Chapter 25

Persistent Tables

image

25.1 Constraints

  • The data exists beyond the execution of programs that use it, and is meant to be used by many different programs.
  • The data is stored in a way that makes it easier/faster to explore. For example:
    • The input data of the problem is modeled as one or more series of domains, or types, of data.
    • The concrete data is modeled as having components of several domains, establishing relationships between the application's data and the domains identified.
  • The problem is solved by issuing queries over the data.

25.2 A Program in this Style

  1 #!/usr/bin/env python
  2 import sys, re, string, sqlite3, os.path
  3
  4 #
  5 # The relational database of this problem consists of 3 tables:
  6 # documents, words, characters
  7 #
  8 def create_db_schema(connection):
  9 c = connection.cursor()
 10 c.execute('''CREATE TABLE documents (id INTEGER PRIMARY KEY
      AUTOINCREMENT, name)''')
 11 c.execute('''CREATE TABLE words (id, doc_id, value)''')
 12 c.execute('''CREATE TABLE characters (id, word_id, value)''')
 13 connection.commit()
 14 c.close()
 15
 16 def load_file_into_database(path_to_file, connection):
 17 """ Takes the path to a file and loads the contents into the
      database """
 18 def _extract_words(path_to_file):
 19    with open(path_to_file) as f:
 20        str_data = f.read()
 21    pattern = re.compile('[W_]+')
 22    word_list = pattern.sub(' ', str_data).lower().split()
 23    with open('../stop_words.txt') as f:
 24        stop_words = f.read().split(',')
 25    stop_words.extend(list(string.ascii_lowercase))
 26    return [w for w in word_list if not w in stop_words]
 27
 28 words = _extract_words(path_to_file)
 29
 30 # Now let's add data to the database
 31 # Add the document itself to the database
 32 c = connection.cursor()
 33 c.execute("INSERT INTO documents (name) VALUES (?)", (
      path_to_file,))
 34 c.execute("SELECT id from documents WHERE name=?", (
      path_to_file,))
 35 doc_id = c.fetchone()[0]
 36
 37 # Add the words to the database
 38 c.execute("SELECT MAX(id) FROM words")
 39 row = c.fetchone()
 40 word_id = row[0]
 41 if word_id == None:
 42    word_id = 0
 43 for w in words:
 44    c.execute("INSERT INTO words VALUES (?, ?, ?)", (word_id,
      doc_id, w))
 45    # Add the characters to the database
 46    char_id = 0
 47    for char in w:
 48        c.execute("INSERT INTO characters VALUES (?, ?, ?)", (
       char_id, word_id, char))
 49        char_id += 1
 50    word_id += 1
 51 connection.commit()
 52 c.close()
 53
 54 #
 55 # Create if it doesn't exist
 56 #
 57 if not os.path.isfile('tf.db'):
 58 with sqlite3.connect('tf.db') as connection:
 59    create_db_schema(connection)
 60    load_file_into_database(sys.argv[1], connection)
 61
 62 # Now, let's query
 63 with sqlite3.connect('tf.db') as connection:
 64 c = connection.cursor()
 65 c.execute("SELECT value, COUNT(*) as C FROM words GROUP BY
      value ORDER BY C DESC")
 66 for i in range(25):
 67    row = c.fetchone()
 68    if row != None:
 69        print row[0] + ' - ' + str(row[1])

25.3 Commentary

IN THIS STYLE, we want to model and store the data so that it is amenable to future retrieval in all sorts of ways. For the term-frequency task, if it's done several times, we might not always want to read and parse the file in its raw form every time we want to compute the term frequency. Also, we might want to mine for more facts about the books, not just term frequencies. So, instead of consuming the data in its raw form, this style encourages using alternative representations of the input data that make it easier to mine, now and in the future. In one approach to such a goal, the types of data (domains) that need to be stored are identified, and pieces of concrete data are associated with those domains, forming tables. With an unambiguous entity-relationship model in place, we can then fill in the tables with data, so to retrieve portions of it using declarative queries.

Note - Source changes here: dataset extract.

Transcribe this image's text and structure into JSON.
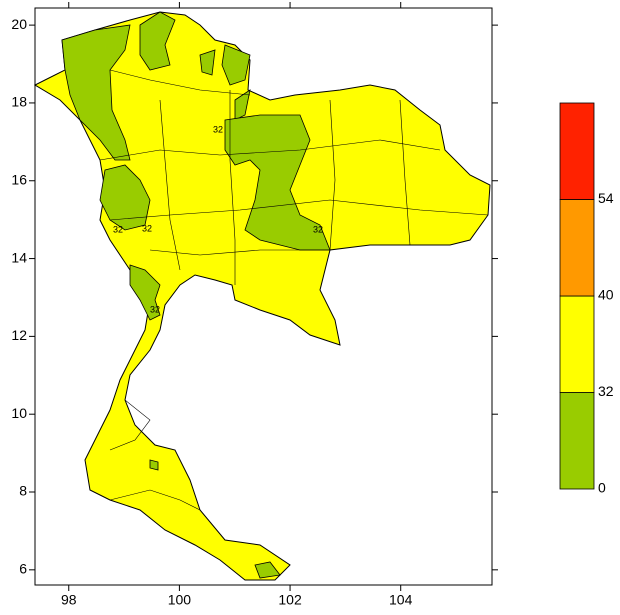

Let's take a look at the example program, starting at the bottom. Lines #57–60 check if the database file already exists; if it doesn't exist, it creates it, and fills it out with the input file's data.

The rest of the program (from line #63 onward), which could very well be another program, queries the database. The language used to query it is the well-known Structured Query Language (SQL) used pervasively in the programming world. Line #64 gets a cursor – an object that enables traversal over records in the database (similar to an iterator in programming languages). On that cursor we then execute a SQL statement that counts the number of occurrences of each word in the words table, ordered by decreasing frequency. Finally we iterate through the first 25 rows of the retrieved data, printing out the first column (the word) and the second one (the count). Let's look into each of the functions of the program.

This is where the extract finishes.